Le Deportivo quant à lui n’attaque jamais le premier, mais réplique souvent très fort. La lutte des classes. La lutte tout court. Jamais un évènement sportif n’aura causé autant de dommages collatéraux que le clasico colombien. Selon le quotidien El Tiempo, 71 personnes au total auraient trouvé la mort lors des matchs America-Deportivo. 3000 arrestations, 11 viols et 19 overdoses viennent complètent ce tableau des horreurs.
Sunday Bloody Sunday
Dimanche dernier, 63 personnes ont été arrêtées. La routine.
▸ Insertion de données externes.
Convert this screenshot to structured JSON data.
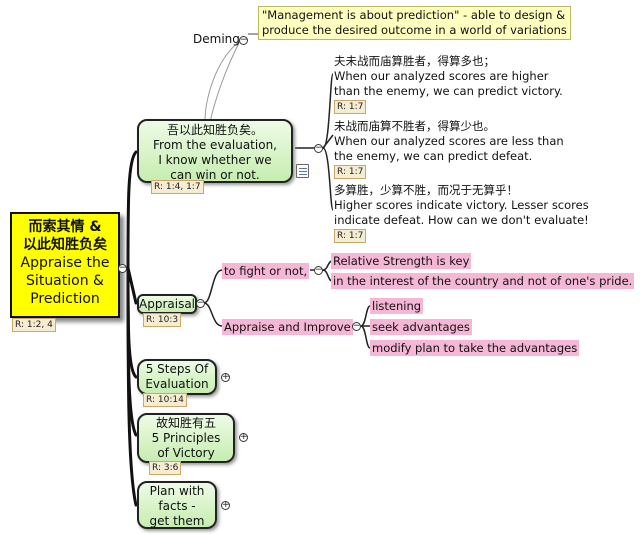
{
  "root": {
    "label_cn": "而索其情 &\n以此知胜负矣",
    "label_en": "Appraise the\nSituation &\nPrediction",
    "ref": "R: 1:2, 4"
  },
  "deming": {
    "label": "Deming",
    "callout": "\"Management is about prediction\" - able to design &\nproduce the desired outcome in a world of variations"
  },
  "evaluation": {
    "label": "吾以此知胜负矣。\nFrom the evaluation,\nI know whether we\ncan win or not.",
    "ref": "R: 1:4, 1:7",
    "notes": [
      {
        "text": "夫未战而庙算胜者，得算多也；\nWhen our analyzed scores are higher\nthan the enemy, we can predict victory.",
        "ref": "R: 1:7"
      },
      {
        "text": "未战而庙算不胜者，得算少也。\nWhen our analyzed scores are less than\nthe enemy, we can predict defeat.",
        "ref": "R: 1:7"
      },
      {
        "text": "多算胜，少算不胜，而况于无算乎！\nHigher scores indicate victory. Lesser scores\nindicate defeat. How can we don't evaluate!",
        "ref": "R: 1:7"
      }
    ]
  },
  "appraisal": {
    "label": "Appraisal",
    "ref": "R: 10:3",
    "fight": {
      "label": "to fight or not,",
      "items": [
        "Relative Strength is key",
        "in the interest of the country and not of one's pride."
      ]
    },
    "improve": {
      "label": "Appraise and Improve",
      "items": [
        "listening",
        "seek advantages",
        "modify plan to take the advantages"
      ]
    }
  },
  "steps": {
    "label": "5 Steps Of\nEvaluation",
    "ref": "R: 10:14"
  },
  "principles": {
    "label": "故知胜有五\n5 Principles\nof Victory",
    "ref": "R: 3:6"
  },
  "plan": {
    "label": "Plan with\nfacts -\nget them"
  },
  "toggles": {
    "collapse": "−",
    "expand": "+"
  }
}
Après avoir expulsé un joueur de Cali (Valencia) et accordé un coup franc douteux ayant débouché sur le but du Deportivo, Diego Umana, l’entraîneur des “Diablos”, n’a rien trouvé de mieux que d’asséner un violent coup de coude à son homologue uruguayen du Deportivo Daniel Carreno.
Déjà très chauds, les supporters de l’America ont alors arraché les toilettes du stade Pascual Guerrero pour s’en servir comme arme blanche. Deux supporters “verdes” se trouvent d’ailleurs entre la vie et la mort après avoir reçu un violent coup de cuvette sur le bulbe.
Côté Deportivo, on y est carrément allé à la masse (mais qu’est-ce qu’elle foutait là???) sur un supporter de l’America. Là aussi, le supporter est pour ainsi dire plus mort que vivant. La seule réjouissance de la soirée a été la naissance d’Alberto, sa mère ayant accouché sur place en deux-deux, la panique l’y aidant sans doute. Il faudra par conséquent désormais inaugurer une nouvelle ligne dans le tableau de statistiques du match le plus hardcore du monde.